La tête des mornes étaient encore plus chauve et on oubliait encore davantage après avoir appris et on marchait sur plus d’ordures… Tout ce que Beethova dénonçait dans sa chanson prenait davantage d’ampleur dans la voix du chanteur qui pétrifiait mes oreilles. C’en était trop, me dis-je. Je demande à la serveuse de m’emballer les 5 kibby qui restaient. Aussi vite fait. Je règle la note. Je me lève de mon tabouret.

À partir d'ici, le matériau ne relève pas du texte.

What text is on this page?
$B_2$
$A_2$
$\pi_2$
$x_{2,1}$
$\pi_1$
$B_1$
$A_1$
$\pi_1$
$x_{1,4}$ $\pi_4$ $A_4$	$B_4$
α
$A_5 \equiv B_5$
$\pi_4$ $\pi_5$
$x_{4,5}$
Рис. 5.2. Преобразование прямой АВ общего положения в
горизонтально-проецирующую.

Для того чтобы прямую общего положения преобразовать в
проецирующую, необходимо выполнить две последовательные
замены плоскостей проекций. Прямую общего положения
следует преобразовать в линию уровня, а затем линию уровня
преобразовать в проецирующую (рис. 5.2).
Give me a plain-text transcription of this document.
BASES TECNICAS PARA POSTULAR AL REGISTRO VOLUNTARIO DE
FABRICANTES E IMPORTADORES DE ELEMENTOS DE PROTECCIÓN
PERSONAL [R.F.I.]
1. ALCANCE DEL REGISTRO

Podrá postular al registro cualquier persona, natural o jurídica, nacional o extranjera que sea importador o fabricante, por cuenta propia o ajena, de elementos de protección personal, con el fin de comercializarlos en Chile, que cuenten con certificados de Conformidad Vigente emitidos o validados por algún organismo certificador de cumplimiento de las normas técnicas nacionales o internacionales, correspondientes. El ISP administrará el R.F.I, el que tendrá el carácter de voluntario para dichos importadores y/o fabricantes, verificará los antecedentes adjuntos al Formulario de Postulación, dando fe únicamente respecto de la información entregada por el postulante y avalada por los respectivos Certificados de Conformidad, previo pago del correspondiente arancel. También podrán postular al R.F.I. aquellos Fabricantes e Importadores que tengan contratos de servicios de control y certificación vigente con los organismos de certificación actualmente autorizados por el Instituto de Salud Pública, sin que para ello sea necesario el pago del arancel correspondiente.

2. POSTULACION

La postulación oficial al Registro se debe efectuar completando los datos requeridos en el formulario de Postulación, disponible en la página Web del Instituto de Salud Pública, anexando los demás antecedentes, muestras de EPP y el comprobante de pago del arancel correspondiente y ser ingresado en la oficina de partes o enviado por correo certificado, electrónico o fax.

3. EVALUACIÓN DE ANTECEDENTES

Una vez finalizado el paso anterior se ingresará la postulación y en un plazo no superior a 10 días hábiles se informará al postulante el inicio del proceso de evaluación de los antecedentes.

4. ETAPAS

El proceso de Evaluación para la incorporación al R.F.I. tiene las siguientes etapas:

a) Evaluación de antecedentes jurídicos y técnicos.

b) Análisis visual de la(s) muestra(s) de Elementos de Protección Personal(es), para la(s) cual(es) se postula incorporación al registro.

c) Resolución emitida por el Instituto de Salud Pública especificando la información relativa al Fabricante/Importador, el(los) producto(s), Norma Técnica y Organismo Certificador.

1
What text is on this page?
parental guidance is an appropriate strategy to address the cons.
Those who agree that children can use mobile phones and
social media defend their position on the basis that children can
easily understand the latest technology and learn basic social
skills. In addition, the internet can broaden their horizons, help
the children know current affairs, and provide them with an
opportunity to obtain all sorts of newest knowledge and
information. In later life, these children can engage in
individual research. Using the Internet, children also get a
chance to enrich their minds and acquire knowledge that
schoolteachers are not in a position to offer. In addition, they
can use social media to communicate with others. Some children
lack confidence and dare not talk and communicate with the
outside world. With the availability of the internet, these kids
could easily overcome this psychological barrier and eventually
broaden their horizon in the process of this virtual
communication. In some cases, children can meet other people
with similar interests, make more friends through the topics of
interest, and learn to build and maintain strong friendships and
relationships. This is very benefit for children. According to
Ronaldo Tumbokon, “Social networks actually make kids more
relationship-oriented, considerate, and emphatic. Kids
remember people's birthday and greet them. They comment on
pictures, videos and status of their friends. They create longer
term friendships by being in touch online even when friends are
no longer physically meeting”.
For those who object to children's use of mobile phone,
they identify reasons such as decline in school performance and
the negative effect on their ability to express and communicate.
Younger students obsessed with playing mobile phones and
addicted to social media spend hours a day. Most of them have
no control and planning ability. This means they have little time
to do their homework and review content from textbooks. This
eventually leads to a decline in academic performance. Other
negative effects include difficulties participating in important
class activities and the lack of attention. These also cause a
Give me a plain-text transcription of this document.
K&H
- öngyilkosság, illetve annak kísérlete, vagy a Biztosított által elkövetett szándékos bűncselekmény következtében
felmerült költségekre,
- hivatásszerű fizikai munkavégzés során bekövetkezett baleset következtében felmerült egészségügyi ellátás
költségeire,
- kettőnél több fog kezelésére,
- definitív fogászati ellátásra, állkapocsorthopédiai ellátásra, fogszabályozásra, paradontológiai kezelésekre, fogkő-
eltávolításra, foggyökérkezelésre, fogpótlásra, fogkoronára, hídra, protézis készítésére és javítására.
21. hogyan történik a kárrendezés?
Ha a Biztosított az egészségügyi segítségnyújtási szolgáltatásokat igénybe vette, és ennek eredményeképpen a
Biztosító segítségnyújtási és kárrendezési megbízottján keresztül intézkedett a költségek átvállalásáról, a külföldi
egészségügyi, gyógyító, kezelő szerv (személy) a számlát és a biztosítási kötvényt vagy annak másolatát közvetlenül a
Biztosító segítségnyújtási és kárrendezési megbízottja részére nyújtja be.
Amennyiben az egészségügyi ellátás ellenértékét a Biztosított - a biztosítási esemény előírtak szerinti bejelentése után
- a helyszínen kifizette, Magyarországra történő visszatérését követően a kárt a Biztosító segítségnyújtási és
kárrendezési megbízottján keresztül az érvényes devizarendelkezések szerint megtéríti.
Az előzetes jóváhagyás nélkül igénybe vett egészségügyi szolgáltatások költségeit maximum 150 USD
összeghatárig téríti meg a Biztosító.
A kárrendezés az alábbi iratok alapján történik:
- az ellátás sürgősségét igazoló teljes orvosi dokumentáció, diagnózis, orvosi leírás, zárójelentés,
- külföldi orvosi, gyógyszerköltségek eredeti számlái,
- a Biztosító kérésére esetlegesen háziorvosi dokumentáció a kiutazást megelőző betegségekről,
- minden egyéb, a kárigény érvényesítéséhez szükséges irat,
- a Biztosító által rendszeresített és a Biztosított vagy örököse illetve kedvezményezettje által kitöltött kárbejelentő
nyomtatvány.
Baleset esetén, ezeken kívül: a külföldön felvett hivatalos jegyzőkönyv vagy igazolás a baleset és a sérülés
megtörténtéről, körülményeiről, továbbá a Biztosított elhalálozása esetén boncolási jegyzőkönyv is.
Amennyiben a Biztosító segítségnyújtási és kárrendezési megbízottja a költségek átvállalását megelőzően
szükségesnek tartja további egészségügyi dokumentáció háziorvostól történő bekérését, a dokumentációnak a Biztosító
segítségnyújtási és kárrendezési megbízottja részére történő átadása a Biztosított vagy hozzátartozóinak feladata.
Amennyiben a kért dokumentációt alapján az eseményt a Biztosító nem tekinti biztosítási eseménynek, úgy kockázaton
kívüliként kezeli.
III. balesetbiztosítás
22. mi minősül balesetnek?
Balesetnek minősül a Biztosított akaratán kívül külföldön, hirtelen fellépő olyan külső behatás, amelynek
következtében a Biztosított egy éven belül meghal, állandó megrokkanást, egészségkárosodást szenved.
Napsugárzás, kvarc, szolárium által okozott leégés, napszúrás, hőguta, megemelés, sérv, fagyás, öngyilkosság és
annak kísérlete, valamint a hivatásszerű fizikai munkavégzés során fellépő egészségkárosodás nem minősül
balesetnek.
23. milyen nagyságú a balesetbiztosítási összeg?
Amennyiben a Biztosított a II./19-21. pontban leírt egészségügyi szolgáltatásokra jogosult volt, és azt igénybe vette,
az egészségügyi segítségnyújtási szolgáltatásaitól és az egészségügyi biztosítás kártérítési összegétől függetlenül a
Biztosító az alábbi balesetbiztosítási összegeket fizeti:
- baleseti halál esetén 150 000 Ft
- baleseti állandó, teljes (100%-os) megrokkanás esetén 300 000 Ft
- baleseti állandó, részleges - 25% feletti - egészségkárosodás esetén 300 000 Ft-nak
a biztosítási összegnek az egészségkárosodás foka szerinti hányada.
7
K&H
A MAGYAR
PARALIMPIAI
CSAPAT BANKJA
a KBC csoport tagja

Je m’apprêtais à sortir quand maintenant je me retrouvais en face des deux artistes. Tout change. C’est comme si je me retrouvais dans un autre monde. La voix que j’écoutais n’était plus une agression à mes tympans. La danseuse-chanteuse interprétait Yanvalou. Texte de Jean Claude Martineau que Renette Désir interprète avec brio et maestria. C’est là que je me rends compte que c’est ma position par rapport au haut parleur qui me faisait recevoir le son aussi mal. J’étais derrière eux et le son était dirigé vers l’avant. Devant, la chanteuse avait la bonne note, la bonne mesure et Renette Désir serait fière d’assister à cette bonne interprétation de sa chanson. J’étais méchant d’avoir dit, dans ma tête seulement, qu’elle avait une voix de ferblantier. De l’autoflagellation à haute voltige. Je m’en voulais. Mais pour me donner bonne conscience, je me dis, que mes yeux ne s’était pas trompé. Elle dansait mal. Très mal. Si elle sait chanter, elle n’a cependant pas le rythme pour danser. Et elle n’a tout simplement le physique de l’emploi.